«Un magistrat ne devrait pas dire ça» : François Rebsamen tacle le rapport de la Cour des comptes sur «Marseille en grand»

Les mots du ministre sont forts et brutaux dans la majestueuse préfecture des Bouches-du-Rhône. Interrogé sur les importantes critiques formulées dans un récent rapport par la Cour des comptes au sujet de la mise en œuvre du plan Marseille en grandFrançois Rebsamen s’en est pris aux magistrats qui composent l’institution. «Un magistrat ne devrait pas dire ça. C’est mon avis personnel», lance-t-il devant les journalistes le ministre de l’Aménagement du territoire et de la Décentralisation, désormais en charge du suivi de ce plan à cinq milliards d’euros élaboré par le président de la République, Emmanuel Macron, pour développer Marseille.

Trois ans après son lancement en grande pompe, la Cour des comptes déplorait dans son rapport paru en octobre dernier le suivi «indigent » de ce plan qui présente des «insuffisances organisationnelles», qui «pèsent sur sa mise en œuvre.» «Les moyens que l’État a consacrés au suivi du plan ne sont pas à la hauteur des enjeux et peuvent être qualifiés d’indigents», insiste le rapport. Les magistrats de la rue Cambon notaient en particulier la très lente avancée du plan qui comprend de nombreux volets, des transports à la culture en passant par la rénovation des écoles et le logement. Fin 2023, seulement 1,31% du montant total annoncé avait été décaissé par l’État.

«Le rapport est daté, estime François Rebsamen. Même les propos sont datés. Le rapport date de 2023, soit un an et demi après son lancement.
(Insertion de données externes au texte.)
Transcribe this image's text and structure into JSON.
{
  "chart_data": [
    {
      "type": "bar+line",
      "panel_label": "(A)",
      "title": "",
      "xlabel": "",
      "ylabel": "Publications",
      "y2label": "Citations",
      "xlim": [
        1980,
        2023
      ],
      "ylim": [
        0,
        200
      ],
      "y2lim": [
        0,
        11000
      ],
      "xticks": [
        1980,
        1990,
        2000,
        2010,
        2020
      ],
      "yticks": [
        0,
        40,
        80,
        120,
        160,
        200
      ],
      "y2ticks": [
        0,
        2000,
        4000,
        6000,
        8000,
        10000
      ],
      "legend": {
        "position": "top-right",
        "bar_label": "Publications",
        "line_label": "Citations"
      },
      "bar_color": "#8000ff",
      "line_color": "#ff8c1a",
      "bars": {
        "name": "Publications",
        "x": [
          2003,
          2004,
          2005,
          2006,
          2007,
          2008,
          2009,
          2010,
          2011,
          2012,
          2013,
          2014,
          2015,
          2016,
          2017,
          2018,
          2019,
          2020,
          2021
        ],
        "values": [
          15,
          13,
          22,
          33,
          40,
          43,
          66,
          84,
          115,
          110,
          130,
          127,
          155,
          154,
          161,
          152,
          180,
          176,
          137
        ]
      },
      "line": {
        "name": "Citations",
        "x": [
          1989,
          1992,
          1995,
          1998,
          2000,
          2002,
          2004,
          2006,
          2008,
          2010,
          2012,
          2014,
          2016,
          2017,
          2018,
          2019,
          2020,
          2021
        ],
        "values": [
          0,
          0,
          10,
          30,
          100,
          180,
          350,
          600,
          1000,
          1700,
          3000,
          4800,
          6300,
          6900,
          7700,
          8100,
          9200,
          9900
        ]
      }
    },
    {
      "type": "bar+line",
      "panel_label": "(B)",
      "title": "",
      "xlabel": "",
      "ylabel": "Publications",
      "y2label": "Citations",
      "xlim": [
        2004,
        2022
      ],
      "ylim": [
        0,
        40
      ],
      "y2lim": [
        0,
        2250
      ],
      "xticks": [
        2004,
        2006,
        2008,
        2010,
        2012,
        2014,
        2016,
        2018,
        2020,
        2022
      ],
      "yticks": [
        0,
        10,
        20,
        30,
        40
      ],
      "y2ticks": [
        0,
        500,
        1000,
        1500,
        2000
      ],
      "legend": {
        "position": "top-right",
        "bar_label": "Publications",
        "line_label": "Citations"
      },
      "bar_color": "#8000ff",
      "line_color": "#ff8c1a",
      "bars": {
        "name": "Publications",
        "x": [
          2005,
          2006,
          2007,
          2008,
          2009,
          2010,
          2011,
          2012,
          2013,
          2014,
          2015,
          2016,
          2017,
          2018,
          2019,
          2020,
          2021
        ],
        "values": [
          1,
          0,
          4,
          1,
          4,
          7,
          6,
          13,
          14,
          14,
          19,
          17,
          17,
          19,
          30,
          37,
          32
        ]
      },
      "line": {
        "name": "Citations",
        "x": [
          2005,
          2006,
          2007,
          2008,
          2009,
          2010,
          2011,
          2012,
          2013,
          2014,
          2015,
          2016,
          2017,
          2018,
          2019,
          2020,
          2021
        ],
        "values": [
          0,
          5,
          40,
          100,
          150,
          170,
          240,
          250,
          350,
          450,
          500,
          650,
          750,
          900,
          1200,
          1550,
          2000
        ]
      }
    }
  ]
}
Pour faire des transports par exemple, ça ne se fait pas en un claquement de dents !» Selon le ministre, 31% du plan a désormais été mis en œuvre, soit 1,5 milliard d’euros.

La demande de Muselier rejetée

François Rebsamen a tenu à apporter son soutien à l’ancien préfet de région, Christophe Mirmand, récemment nommé directeur de cabinet de Manuel Valls au ministère des Outre-Mer. «Le souvenir qu’a lancé l’ancien préfet n’est pas celui de quelqu’un d’indigent mais, bien au contraire, de quelqu’un qui était motivé et s’est investi à fond.»

Le ministre s’est également montré très sévère envers la demande de Renaud Muselier de flécher 100 millions d’euros du plan Marseille en grand pour sauver le centre-ville de Marseille et éviter le départ des Galeries Lafayette. «Il y a un principe en France, répond François Rebsamen. C’est la liberté du commerce et de l’industrie. Quand un commerce a des problèmes, on ne va pas aujourd’hui mutualiser les pertes ! Il faut bien sûr discuter avec les Galeries Lafayette. Cent millions d’euros pour faire quoi ? On ne va pas donner des subventions à un commerce ! Il faut leur donner des perspectives de travail, de développement.»

«À Lille, les Galeries Lafayette ont quitté le centre-ville, rappelle celui qui a été maire de Dijon de 2015 à 2024. À Dijon, ils ne sont pas partis parce qu’on a trouvé un repreneur. C’est à eux qu’il faut s’adresser, et pas à l’État ! Je ne suis pas opposé, mais ce n’est pas à l’État d’apporter 100 millions d’euros. D’ailleurs, d’où vient ce chiffre de 100 millions d’euros ? Peut-être que demain ça sera 200 ? Ça ne marche pas comme ça !»

«Ces 100 millions, ça ne veut rien dire», s’est agacé lui aussi le maire de Marseille, Benoît Payan. «Cette idée est lunaire, commente-t-on dans son entourage. Ou alors, Renaud Muselier doit nous dire à quels projets il enlève 100 millions !» «Il faut tout faire pour conserver le centre-ville et pour cela il faut mettre tout le monde autour de la table», estime de son côté la présidente de la métropole d’Aix-Marseille, Martine Vassal.

Lors d’une conférence de presse organisée mardi avec le président de la chambre de commerce et d’industrie, Renaud Muselier avait expliqué avoir écrit à François Bayrou pour que le gouvernement apporte une aide financière à la sauvegarde commerciale du centre-ville, fragilisée ces dernières années.